You should first try running: tools/do-destroy-rebuild-test-database

If that fails you should try to do:

sudo -u postgres psql
> DROP DATABASE zulip_test;
> DROP DATABASE zulip_test_template;

and then run tools/do-destroy-rebuild-test-database

Recreating the postgres cluster

warning

This is irreversible, so do it with care, and never do this anywhere in production.

If your postgres cluster (collection of databases) gets totally trashed permissions-wise, and you can't otherwise repair it, you can recreate it. On Ubuntu:

sudo pg_dropcluster --stop 9.1 main
sudo pg_createcluster --locale=en_US.utf8 --start 9.1 main

Local browser testing (local app + web browser)
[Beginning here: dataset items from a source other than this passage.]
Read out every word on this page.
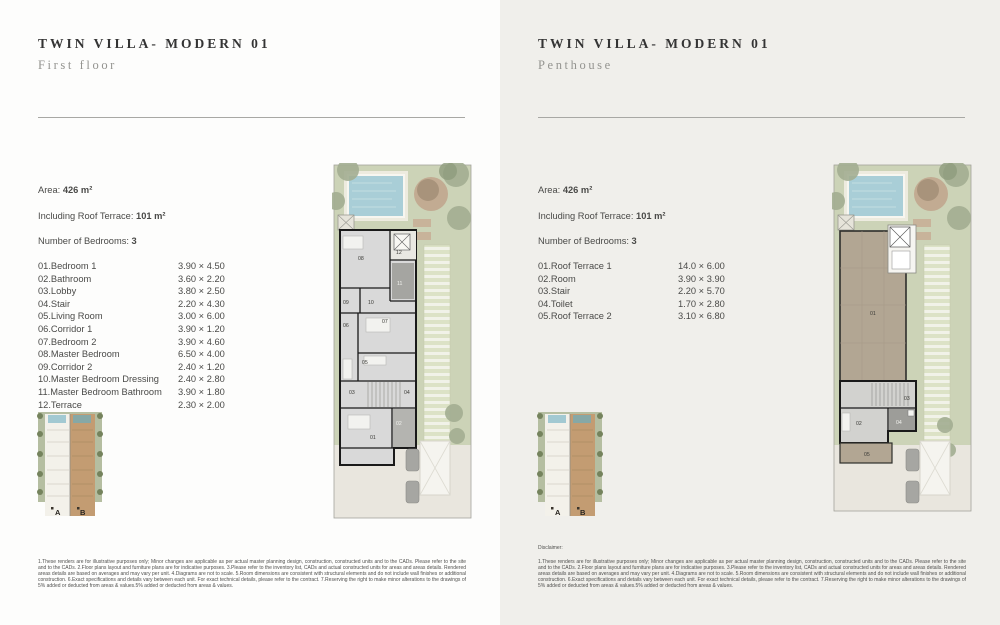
TWIN VILLA- MODERN 01
First floor
Area: 426 m²
Including Roof Terrace: 101 m²
Number of Bedrooms: 3
01.Bedroom 1	3.90 × 4.50
02.Bathroom	3.60 × 2.20
03.Lobby	3.80 × 2.50
04.Stair	2.20 × 4.30
05.Living Room	3.00 × 6.00
06.Corridor 1	3.90 × 1.20
07.Bedroom 2	3.90 × 4.60
08.Master Bedroom	6.50 × 4.00
09.Corridor 2	2.40 × 1.20
10.Master Bedroom Dressing	2.40 × 2.80
11.Master Bedroom Bathroom	3.90 × 1.80
12.Terrace	2.30 × 2.00
08
12
11
09	10
07
06
05
03	04
02
01
A	B
1.These renders are for illustrative purposes only; Minor changes are applicable as per actual master planning design, construction, constructed units and to the CADs. Please refer to the site and to the CADs. 2.Floor plans layout and furniture plans are for indicative purposes. 3.Please refer to the inventory list, CADs and actual constructed units for areas and areas details. Rendered areas details are based on averages and may vary per unit. 4.Diagrams are not to scale. 5.Room dimensions are consistent with structural elements and do not include wall finishes or additional construction. 6.Exact specifications and details vary between each unit. For exact technical details, please refer to the contract. 7.Reserving the right to make minor alterations to the drawings of 5% added or deducted from areas & values.5% added or deducted from areas & values.
TWIN VILLA- MODERN 01
Penthouse
Area: 426 m²
Including Roof Terrace: 101 m²
Number of Bedrooms: 3
01.Roof Terrace 1	14.0 × 6.00
02.Room	3.90 × 3.90
03.Stair	2.20 × 5.70
04.Toilet	1.70 × 2.80
05.Roof Terrace 2	3.10 × 6.80	01
03
02	04
05
A	B
Disclaimer:
1.These renders are for illustrative purposes only; Minor changes are applicable as per actual master planning design, construction, constructed units and to the CADs. Please refer to the site and to the CADs. 2.Floor plans layout and furniture plans are for indicative purposes. 3.Please refer to the inventory list, CADs and actual constructed units for areas and areas details. Rendered areas details are based on averages and may vary per unit. 4.Diagrams are not to scale. 5.Room dimensions are consistent with structural elements and do not include wall finishes or additional construction. 6.Exact specifications and details vary between each unit. For exact technical details, please refer to the contract. 7.Reserving the right to make minor alterations to the drawings of 5% added or deducted from areas & values.5% added or deducted from areas & values.
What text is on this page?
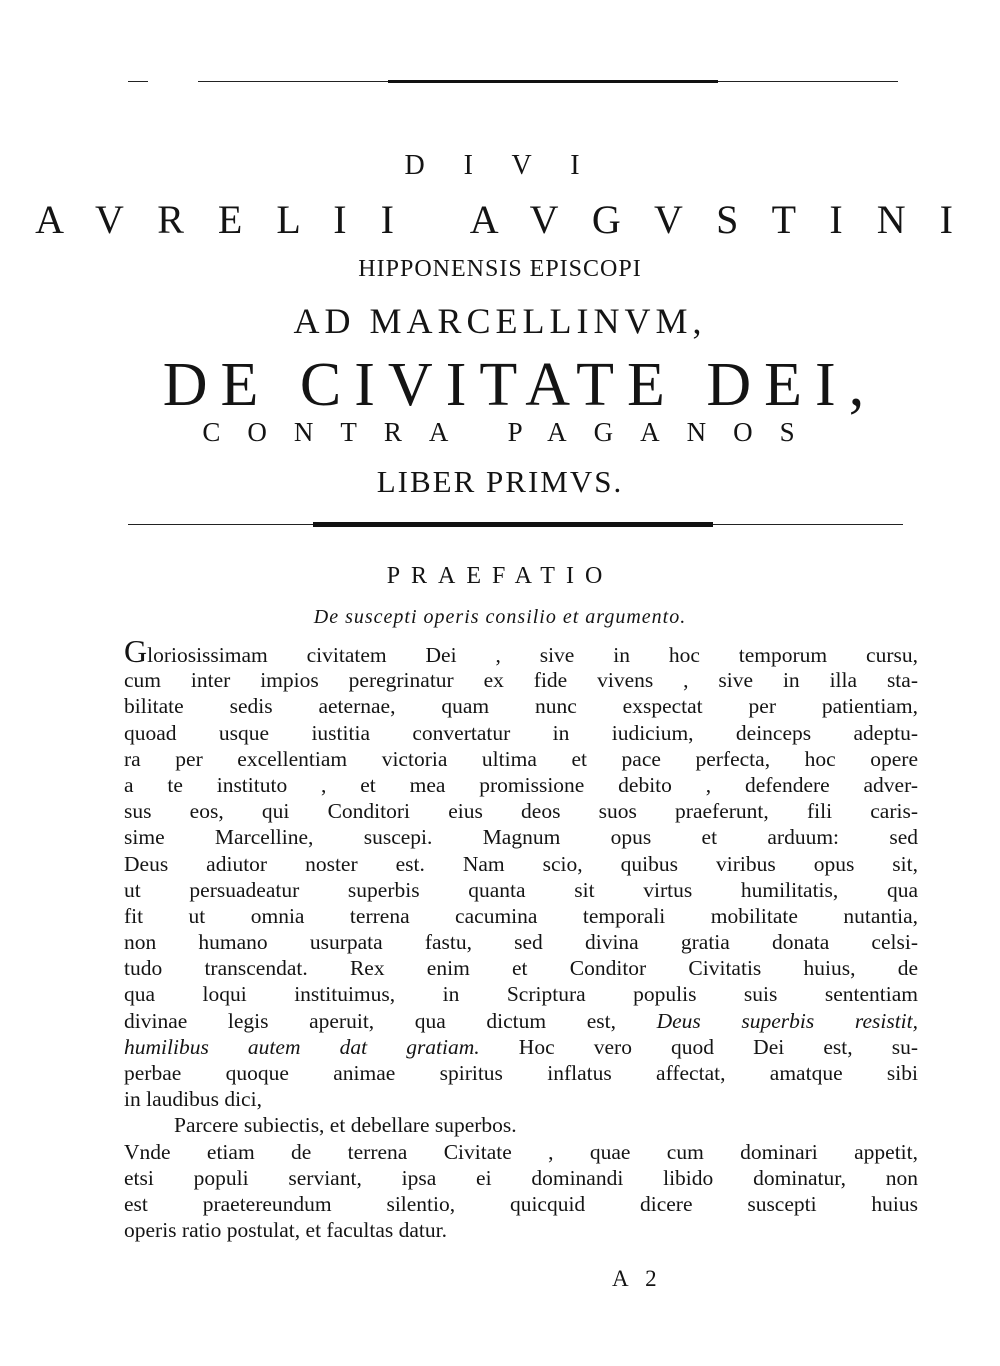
D I V I
A V R E L I I   A V G V S T I N I
HIPPONENSIS EPISCOPI
AD MARCELLINVM,
DE CIVITATE DEI,
CONTRA PAGANOS
LIBER PRIMVS.
PRAEFATIO
De suscepti operis consilio et argumento.
Gloriosissimam civitatem Dei , sive in hoc temporum cursu,
cum inter impios peregrinatur ex fide vivens , sive in illa sta-
bilitate sedis aeternae, quam nunc exspectat per patientiam,
quoad usque iustitia convertatur in iudicium, deinceps adeptu-
ra per excellentiam victoria ultima et pace perfecta, hoc opere
a te instituto , et mea promissione debito , defendere adver-
sus eos, qui Conditori eius deos suos praeferunt, fili caris-
sime Marcelline, suscepi. Magnum opus et arduum: sed
Deus adiutor noster est. Nam scio, quibus viribus opus sit,
ut persuadeatur superbis quanta sit virtus humilitatis, qua
fit ut omnia terrena cacumina temporali mobilitate nutantia,
non humano usurpata fastu, sed divina gratia donata celsi-
tudo transcendat. Rex enim et Conditor Civitatis huius, de
qua loqui instituimus, in Scriptura populis suis sententiam
divinae legis aperuit, qua dictum est, Deus superbis resistit,
humilibus autem dat gratiam. Hoc vero quod Dei est, su-
perbae quoque animae spiritus inflatus affectat, amatque sibi
in laudibus dici,
Parcere subiectis, et debellare superbos.
Vnde etiam de terrena Civitate , quae cum dominari appetit,
etsi populi serviant, ipsa ei dominandi libido dominatur, non
est praetereundum silentio, quicquid dicere suscepti huius
operis ratio postulat, et facultas datur.
A 2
This section is about troubleshooting your local development environment.

There is a separate manual testing doc that enumerates things you can test as part of manual QA.

Clearing the development database

You can use:

./tools/do-destroy-rebuild-database

to drop the database on your development environment and repopulate your it with the Shakespeare characters and some test messages between them. This is run automatically as part of the development environment setup process, but is occasionally useful when you want to return to a clean state for testing.

JavaScript manual testing

debug.js has some tools for profiling JavaScript code, including:

  • `print_elapsed_time`: Wrap a function with it to print the time that function takes to the JavaScript console.
  • `IterationProfiler`: Profile part of looping constructs (like a for loop or $.each). You mark sections of the iteration body and the IterationProfiler will sum the costs of those sections over all iterations.

Chrome has a very good debugger and inspector in its developer tools. Firebug for Firefox is also pretty good. They both have profilers, but Chrome's is a sampling profiler while Firebug's is an instrumenting profiler. Using them both can be helpful because they provide different information.